Is Grammarly still worth paying for when ChatGPT exists?
For writing-as-habit users (catching typos in every email, every Slack message, every tweet), yes — the always-on browser integration is the value. For deliberate writing sessions (drafting docs, writing reports), ChatGPT or Claude usually does the rewriting better. Most users now pay for one or the other, not both.
What does the free tier include?
Basic spelling + grammar + punctuation across browser extensions and apps. Tone detection (in suggestions). Some clarity improvements. NOT included: advanced suggestions, vocabulary enhancement, full-sentence rewrites, plagiarism detection, GrammarlyGO generative features. Free tier is a real product; Premium adds the polish layer.
What is GrammarlyGO?
Grammarly's generative AI features launched 2023, integrated through 2024-25. Inline rewrite suggestions, tone shifts (more formal / friendly / direct), and short content generation. Quality is good for short-form (emails, messages); for longer content, ChatGPT or Claude perform meaningfully better.

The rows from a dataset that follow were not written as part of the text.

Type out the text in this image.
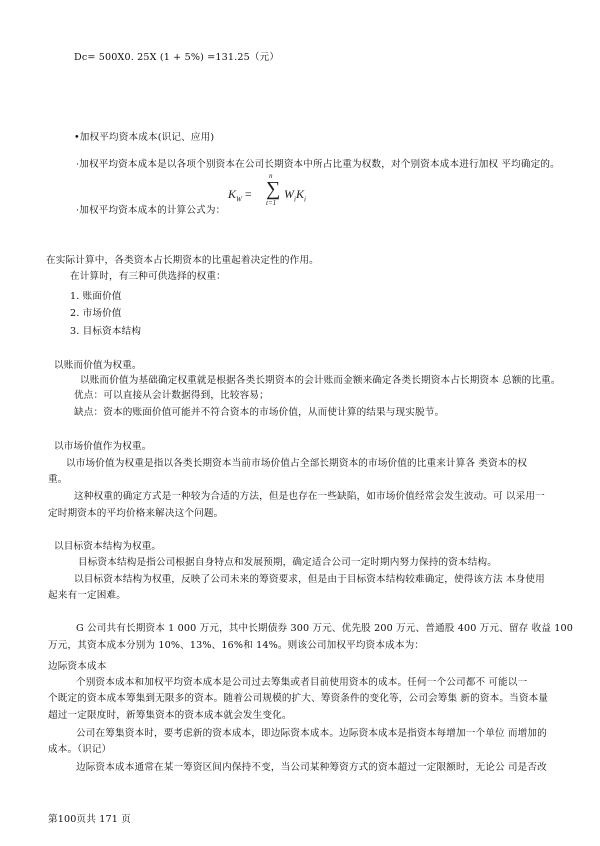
Dc= 500X0. 25X (1 + 5%) =131.25（元）
•加权平均资本成本(识记、应用)
·加权平均资本成本是以各项个别资本在公司长期资本中所占比重为权数，对个别资本成本进行加权 平均确定的。
·加权平均资本成本的计算公式为：
$K_W$ =
n
∑
t=1
$W_iK_i$
在实际计算中，各类资本占长期资本的比重起着决定性的作用。
在计算时，有三种可供选择的权重：
1. 账面价值
2. 市场价值
3. 目标资本结构
以账而价值为权重。
以账而价值为基础确定权重就是根据各类长期资本的会计账而金额来确定各类长期资本占长期资本 总额的比重。
优点：可以直接从会计数据得到，比较容易；
缺点：资本的账面价值可能并不符合资本的市场价值，从而使计算的结果与现实脱节。
以市场价值作为权重。
以市场价值为权重是指以各类长期资本当前市场价值占全部长期资本的市场价值的比重来计算各 类资本的权
重。
这种权重的确定方式是一种较为合适的方法，但是也存在一些缺陷，如市场价值经常会发生波动。可 以采用一
定时期资本的平均价格来解决这个问题。
以目标资本结构为权重。
目标资本结构是指公司根据自身特点和发展预期，确定适合公司一定时期内努力保持的资本结构。
以目标资本结构为权重，反映了公司未来的筹资要求，但是由于目标资本结构较难确定，使得该方法 本身使用
起来有一定困难。
G 公司共有长期资本 1 000 万元，其中长期债券 300 万元、优先股 200 万元、普通股 400 万元、留存 收益 100
万元，其资本成本分别为 10%、13%、16%和 14%。则该公司加权平均资本成本为：
边际资本成本
个别资本成本和加权平均资本成本是公司过去筹集或者目前使用资本的成本。任何一个公司都不 可能以一
个既定的资本成本筹集到无限多的资本。随着公司规模的扩大、筹资条件的变化等，公司会筹集 新的资本。当资本量
超过一定限度时，新筹集资本的资本成本就会发生变化。
公司在筹集资本时，要考虑新的资本成本，即边际资本成本。边际资本成本是指资本每增加一个单位 而增加的
成本。（识记）
边际资本成本通常在某一筹资区间内保持不变，当公司某种筹资方式的资本超过一定限额时，无论公 司是否改
第100页共 171 页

What about Grammarly's Coda acquisition?
Grammarly acquired Coda in December 2024. Long-term strategy: combine writing assistance (Grammarly) with document workspace (Coda) into a unified Grammarly Coda platform. Short-term: both products run mostly independently. Long-term direction will reshape the platform; current users get to wait and see.
Is my writing private?
Grammarly processes everything you type that has an open Grammarly extension. They claim data is anonymized for product improvement and not sold. Enterprise plans offer stricter controls (no training on customer data, dedicated data residency). For sensitive content (legal, medical, classified), the standard policy may not be sufficient — evaluate carefully.
How does it compare to Hemingway or ProWritingAid?
Hemingway: free web app focused on readability (sentence length, passive voice). ProWritingAid: deeper writing analysis with style coaching. Grammarly: broadest integration + always-on. Different tools for different needs; Grammarly wins on convenience, ProWritingAid wins on depth, Hemingway wins on cost.